Московский июль – нелегкий перевал. Кто-то одолеет этот перевал, а кто-то повернет обратно. Нет, не только для Клавдиева и Столетова перевал, для Киры тоже. Перевал.
Вечером Петр вышел из наркомата. В городе было мало огней, и глыба Большого театра казалась необычно темной.

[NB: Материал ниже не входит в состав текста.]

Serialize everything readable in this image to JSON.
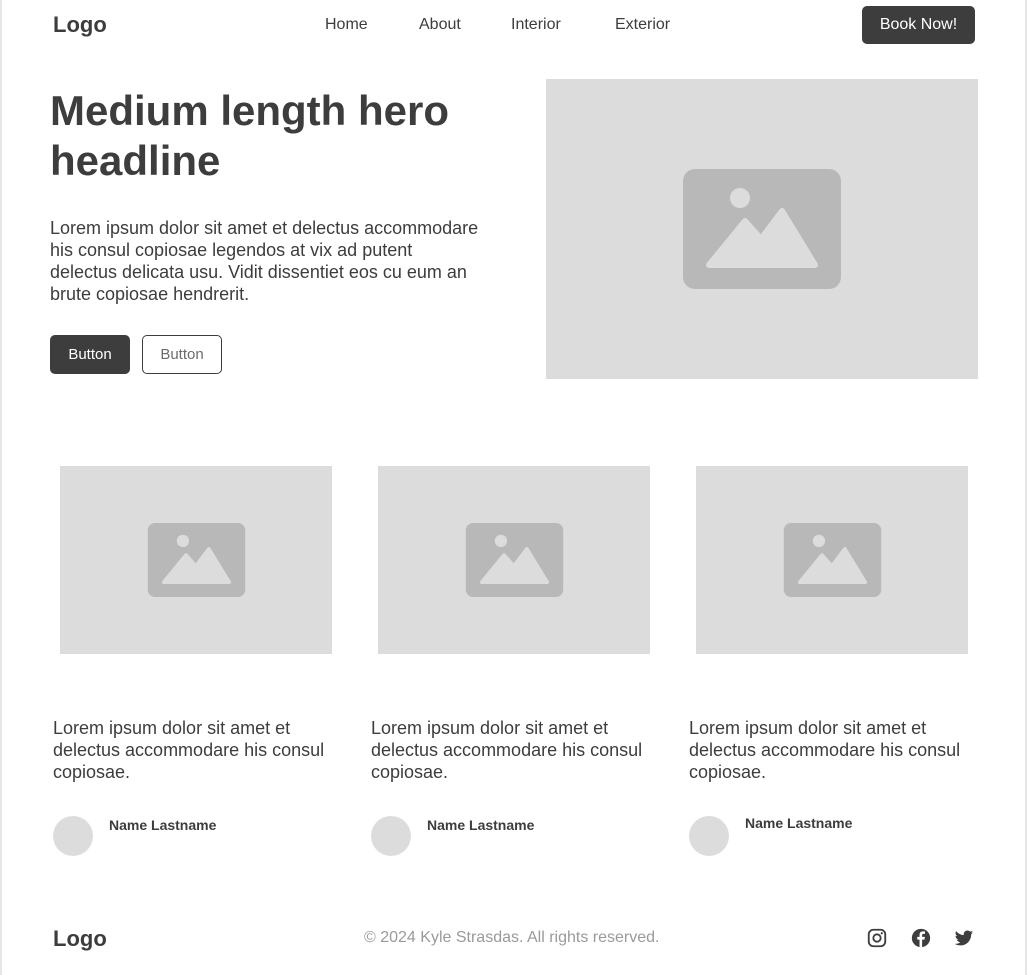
{
  "header": {
    "logo": "Logo",
    "nav": [
      "Home",
      "About",
      "Interior",
      "Exterior"
    ],
    "cta_label": "Book Now!"
  },
  "hero": {
    "headline": "Medium length hero headline",
    "body": "Lorem ipsum dolor sit amet et delectus accommodare his consul copiosae legendos at vix ad putent delectus delicata usu. Vidit dissentiet eos cu eum an brute copiosae hendrerit.",
    "primary_button": "Button",
    "secondary_button": "Button",
    "image_icon": "image-placeholder-icon"
  },
  "cards": [
    {
      "text": "Lorem ipsum dolor sit amet et delectus accommodare his consul copiosae.",
      "author": "Name Lastname"
    },
    {
      "text": "Lorem ipsum dolor sit amet et delectus accommodare his consul copiosae.",
      "author": "Name Lastname"
    },
    {
      "text": "Lorem ipsum dolor sit amet et delectus accommodare his consul copiosae.",
      "author": "Name Lastname"
    }
  ],
  "footer": {
    "logo": "Logo",
    "copyright": "© 2024 Kyle Strasdas. All rights reserved.",
    "social_icons": [
      "instagram-icon",
      "facebook-icon",
      "twitter-icon"
    ]
  },
  "colors": {
    "primary": "#3d3d3d",
    "placeholder_bg": "#dcdcdc",
    "placeholder_icon": "#b8b8b8",
    "muted_text": "#9a9a9a"
  }
}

Петр свернул направо и зашагал по Неглинному проезду. Навстречу Белодеду прерывистой и неровной цепью шли арестованные – картина восемнадцатого года! Время от времени они входили в поле уличного фонаря, и Петр видел нечесаную бороду, седую голову, по-мальчишески наголо остриженную, посеребренные виски… Шли конвойные, много конвойных, едва ли не столько же, сколько конвоируемых. Что-то защемило, застучало в сердце. «Может, и Вакула здесь?» Петр пробился к кромке тротуара, сошел на булыжник. Сейчас арестованные шли почти рядом – между ними и Петром кожаная тужурка или шинель конвойного. Все пожилые: спины колесом да неподвижные руки. «Вакула… где-то здесь Вакула!» Все забылось вот здесь, у этой роковой меты… Остались лишь страх за брата да жалость к нему, которой никогда прежде не было. «Вакула!..» Петр подобрался ближе к фонарю: еще седая голова и еще борода… Мать родная! Так это же Роман Соловьев! Уперся глазами в Петра, медленно отвел, только из ладони выпала на булыжник недокуренная папироса.
Конвой прошел, но Петр не сдвинулся с места. В нескольких шагах дымился окурок, выпавший из руки Романа…
87
В полдень следующего дня, когда Петр явился в Наркоминдел, позвонила Кира.
– Ты жив? Нет, скажи, жив? А я примчалась сюда еще утром. Я здесь, рядом с тобой, на площади.
Петр сбежал вниз – действительно, у фонтана посреди площади он увидел Киру.
– А я уж чего только не передумала… – призналась она.
Он протянул руку и коснулся плеча, потом охватил ее шею легкой ладонью и приник к виску, не устоял и тронул щеку… Как же она дорога ему! Каким же длинным и нелегким должен был показаться ей путь в Россию, когда она думала о поездке сюда, и как непросто ей было отважиться. Она приехала сюда ради него – как он этого до сих пор не повял. И от сознания, что в эти дни, да, в эти два-три дня все могло осложниться и оборваться, она показалась ему еще дороже, чем прежде… И хотелось отыскать такие слова, которые единственно могли бы объяснить ей, как он ей благодарен. Его осенила мысль, которой он до сих пор страшился: явиться с нею домой, показать ей мать и Лельку, а заодно и сказать: оставайся.